The first pivot is 2. The first step in elimination gives the following matrix:

\left[ \begin{array}{rrrrr} 2&-1&0&0&0 \\ 0&\frac{3}{2}&-1&0&0 \\ 0&-1&2&-1&0 \\  0&0&-1&2&5 \end{array} \right]

The second pivot is 3/2. The second step in elimination gives the following:

\left[ \begin{array}{rrrrr} 2&-1&0&0&0 \\  0&\frac{3}{2}&-1&0&0 \\ 0&0&\frac{4}{3}&-1&0 \\   0&0&-1&2&5 \end{array} \right]

The third pivot is 4/3. The third step in elimination gives the following:

\left[ \begin{array}{rrrrr}  2&-1&0&0&0 \\  0&\frac{3}{2}&-1&0&0 \\  0&0&\frac{4}{3}&-1&0 \\   0&0&0&\frac{5}{4}&5  \end{array} \right]

Now that the system is in trangular form we re-express it using u, v, w, and z:

\setlength\arraycolsep{0.2em}\begin{array}{rcrcrcrcl}2u&-&v&&&&&=&0   \\ &&\frac{3}{2}v&-&w&&&=&0 \\  &&&&\frac{4}{3}w&-&z&=&0 \\  &&&&&&\frac{5}{4}z&=&5 \end{array}

and then back-substitute, starting with solving for z:

\begin{array}{rcrcr}\frac{5}{4}z = 5&\Rightarrow&z = 4&& \\  \frac{4}{3}w - z = 0&\Rightarrow&\frac{4}{3}w = 4&\Rightarrow&w = 3 \\ \frac{3}{2}v - w = 0&\Rightarrow&\frac{3}{2}v = 3&\Rightarrow&v = 2 \\ 2u  - v = 0&\Rightarrow&2u = 2&\Rightarrow&u =  1\end{array}

So the solution is u = 1, v = 2, w = 3, z = 4.

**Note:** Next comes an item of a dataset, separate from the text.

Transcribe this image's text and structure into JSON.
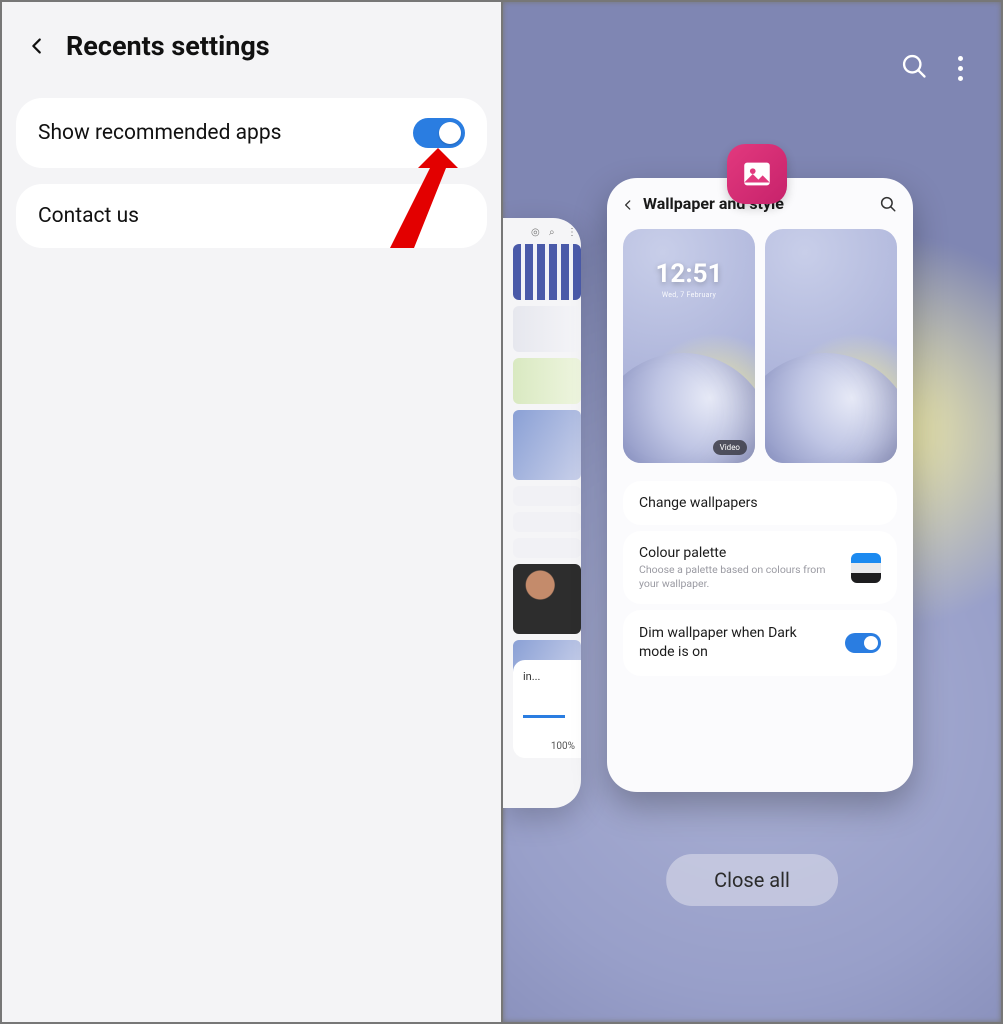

NOTE: This continues a series of posts containing worked out exercises from the (out of print) book Linear Algebra and Its Applications, Third Edition by Gilbert Strang.

If you find these posts useful I encourage you to also check out the more current Linear Algebra and Its Applications, Fourth Edition, Dr Strang’s introductory textbook Introduction to Linear Algebra, Fourth Edition and the accompanying free online course, and Dr Strang’s other books.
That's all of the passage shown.